O mesmo levantamento mostrou ainda que, diariamente, no ano passado, duas mulheres procuraram as delegacias para denunciar assédio. Para estimular as denúncias, o Instituto de Segurança Pública (ISP) realiza campanha de conscientização. Os agressores podem ser condenados a penas de um a dois anos de detenção, que podem ser agravadas em casos específicos.

Outro levantamento, das Delegacias Especiais de Atendimento à Mulheres (Deams), revelou que, de março de 2015 a outubro de 2016, ocorreram 142 tentativas de homicídios de mulheres no estado. E, como mostrou O GLOBO ontem, as Delegacias de Homicídios (DHs) da capital, da Baixada e de Niterói e de São Gonçalo registraram, entre março de 2015 e março de 2016, 114 assassinatos de mulheres qualificados como feminicídio, quando a vítima é morta por questões de gênero.

Para Joana Monteiro, presidente do ISP, as estatísticas mostram que a violência contra mulher é maior do que se imagina.

— Os números mostram a magnitude do problema, que assombra a sociedade. É preciso conscientizar a população e exigir políticas para reduzir as agressões sofridas — afirma ela.

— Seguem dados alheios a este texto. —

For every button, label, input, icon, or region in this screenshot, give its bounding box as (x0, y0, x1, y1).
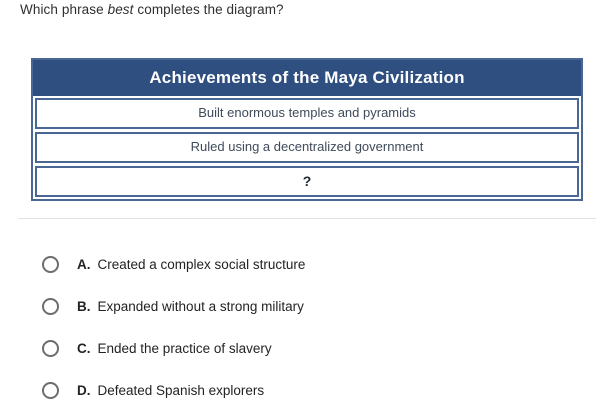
table-row: Built enormous temples and pyramids (35, 98, 579, 129)
radio-button-icon-c[interactable] (42, 340, 59, 357)
question-text-before: Which phrase (20, 2, 108, 17)
table-row-missing: ? (35, 166, 579, 197)
radio-button-icon-b[interactable] (42, 298, 59, 315)
question-emphasis-word: best (108, 2, 134, 17)
table-body: Built enormous temples and pyramids Rule… (33, 96, 581, 199)
choice-text-c: Ended the practice of slavery (98, 341, 272, 356)
choice-letter-c: C. (77, 341, 91, 356)
choice-letter-d: D. (77, 383, 91, 398)
question-text-after: completes the diagram? (134, 2, 284, 17)
table-row: Ruled using a decentralized government (35, 132, 579, 163)
choice-letter-a: A. (77, 257, 91, 272)
choice-option-d[interactable]: D. Defeated Spanish explorers (42, 369, 582, 411)
table-header-title: Achievements of the Maya Civilization (33, 60, 581, 96)
choice-option-c[interactable]: C. Ended the practice of slavery (42, 327, 582, 369)
section-divider (18, 218, 596, 219)
radio-button-icon-a[interactable] (42, 256, 59, 273)
diagram-container: Achievements of the Maya Civilization Bu… (31, 58, 583, 201)
choice-option-a[interactable]: A. Created a complex social structure (42, 243, 582, 285)
choice-option-b[interactable]: B. Expanded without a strong military (42, 285, 582, 327)
radio-button-icon-d[interactable] (42, 382, 59, 399)
choice-text-a: Created a complex social structure (98, 257, 306, 272)
choice-text-d: Defeated Spanish explorers (98, 383, 265, 398)
achievements-table: Achievements of the Maya Civilization Bu… (31, 58, 583, 201)
answer-choices-list: A. Created a complex social structure B.… (42, 243, 582, 411)
choice-letter-b: B. (77, 299, 91, 314)
page-title: Which phrase best completes the diagram? (20, 1, 284, 18)
choice-text-b: Expanded without a strong military (98, 299, 304, 314)
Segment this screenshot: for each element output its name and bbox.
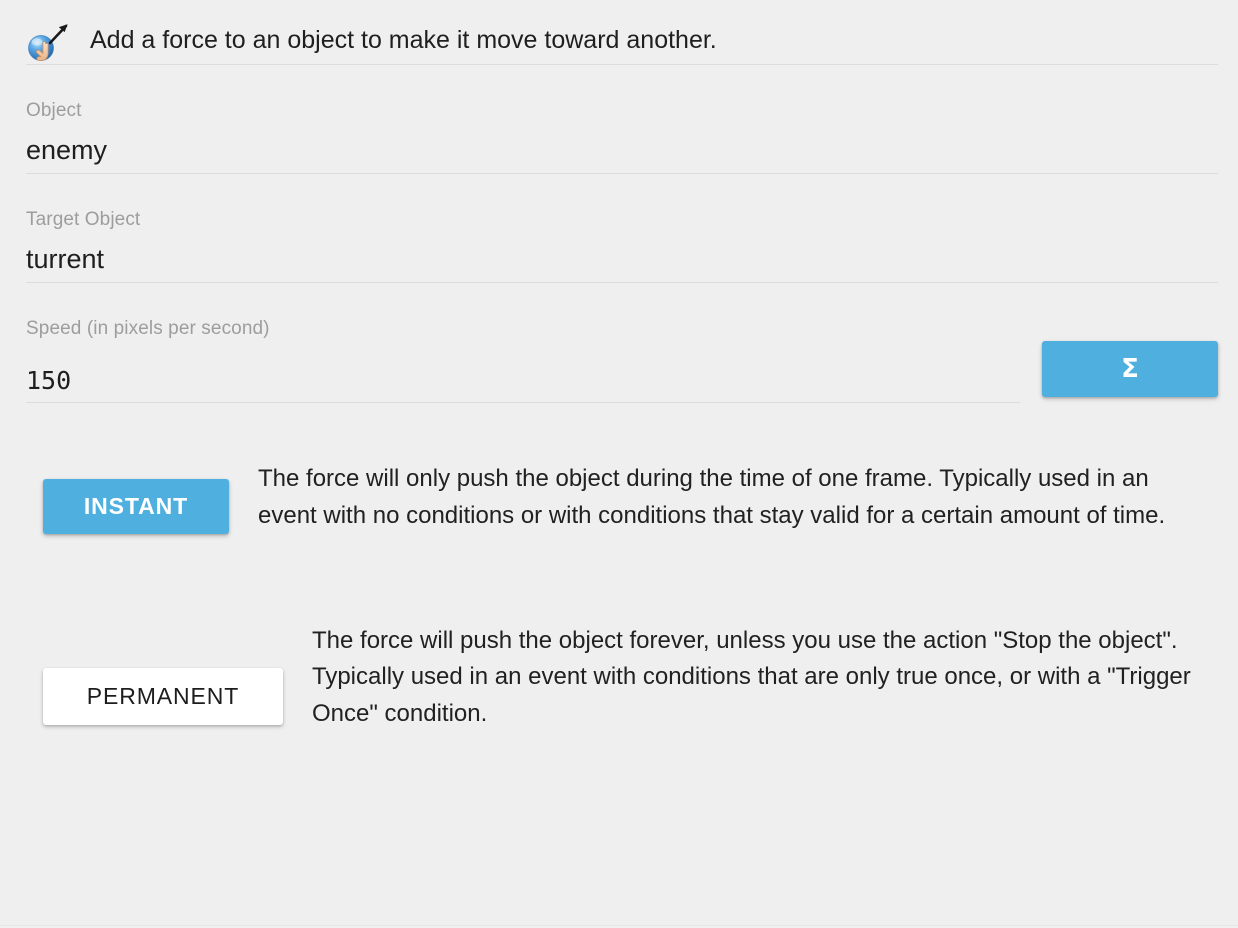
action-header: Add a force to an object to make it move…	[0, 0, 1238, 64]
force-mode-instant-row: INSTANT The force will only push the obj…	[26, 403, 1218, 534]
field-speed: Speed (in pixels per second) 150 Σ	[26, 283, 1218, 403]
field-object: Object enemy	[26, 65, 1218, 174]
add-force-toward-object-icon	[26, 19, 72, 63]
speed-input[interactable]: 150	[26, 355, 1020, 403]
sigma-icon: Σ	[1121, 356, 1139, 382]
field-object-label: Object	[26, 100, 1218, 123]
permanent-button-label: PERMANENT	[87, 685, 240, 708]
bottom-divider	[0, 925, 1238, 926]
instant-description: The force will only push the object duri…	[258, 461, 1218, 534]
speed-input-underline	[26, 402, 1020, 403]
force-mode-options: INSTANT The force will only push the obj…	[0, 403, 1238, 733]
field-target-object-label: Target Object	[26, 209, 1218, 232]
instant-button-label: INSTANT	[84, 495, 188, 518]
field-speed-label: Speed (in pixels per second)	[26, 318, 1218, 341]
target-object-input-underline	[26, 282, 1218, 283]
permanent-button[interactable]: PERMANENT	[43, 668, 283, 725]
field-target-object: Target Object turrent	[26, 174, 1218, 283]
object-input-underline	[26, 173, 1218, 174]
instant-button[interactable]: INSTANT	[43, 479, 229, 534]
parameters-form: Object enemy Target Object turrent Speed…	[0, 65, 1238, 403]
permanent-description: The force will push the object forever, …	[312, 623, 1218, 733]
force-mode-permanent-row: PERMANENT The force will push the object…	[26, 535, 1218, 733]
target-object-input[interactable]: turrent	[26, 232, 1218, 282]
object-input[interactable]: enemy	[26, 123, 1218, 173]
page-title: Add a force to an object to make it move…	[90, 27, 717, 55]
expression-editor-button[interactable]: Σ	[1042, 341, 1218, 397]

No entanto, o mesmo estado vem negligenciando o atendimento a mulheres em seus centros de referência. Dos quatro existentes, apenas um funciona efetivamente, o Márcia Lyra, no Centro. A Casa da Mulher de Manguinhos foi a primeira a fechar, em 2016. Em 31 de janeiro, o Centro Especializado de Atendimento à Mulher (Ceam) de Queimados, que operava precariamente, também encerrou atividades.

Ele atendia, em média, a 220 mulheres por mês. Mas os problemas já se arrastavam. Pelas normas, cada Ceam deveria ter duas psicólogas, duas advogadas e duas assistentes sociais, o que só acontecia no Ceam do Centro. Em Queimados, havia uma profissional de cada especialidade, uma acolhedora, que fazia o primeiro atendimento às mulheres violentadas, além de uma funcionária administrativa e uma coordenadora. Mas, nos últimos meses, só trabalhavam duas técnicas e a coordenadora.

Situação de desmantelamento parecida com a do Centro Integrado de Atendimento à Mulher (Ciam) da Baixada, em Nova Iguaçu. Atualmente, a unidade só tem duas funcionárias, que trabalham em salas cedidas pela prefeitura da cidade. O prédio em que operava antes, no Bairro da Luz, fechou para obras, com promessas de recursos do programa estadual Via Lilás. Mas a reforma não aconteceu.

O secretário estadual de Assistência Social e Direitos Humanos, Pedro Fernandes, garante que, no dia 24, os centros de Queimados, Nova Iguaçu e Centro serão reabertos:

— Por conta da crise (do estado), encontrei os centros praticamente fechados ao assumir.

O secretário admite que hoje não há planos de expandir a rede.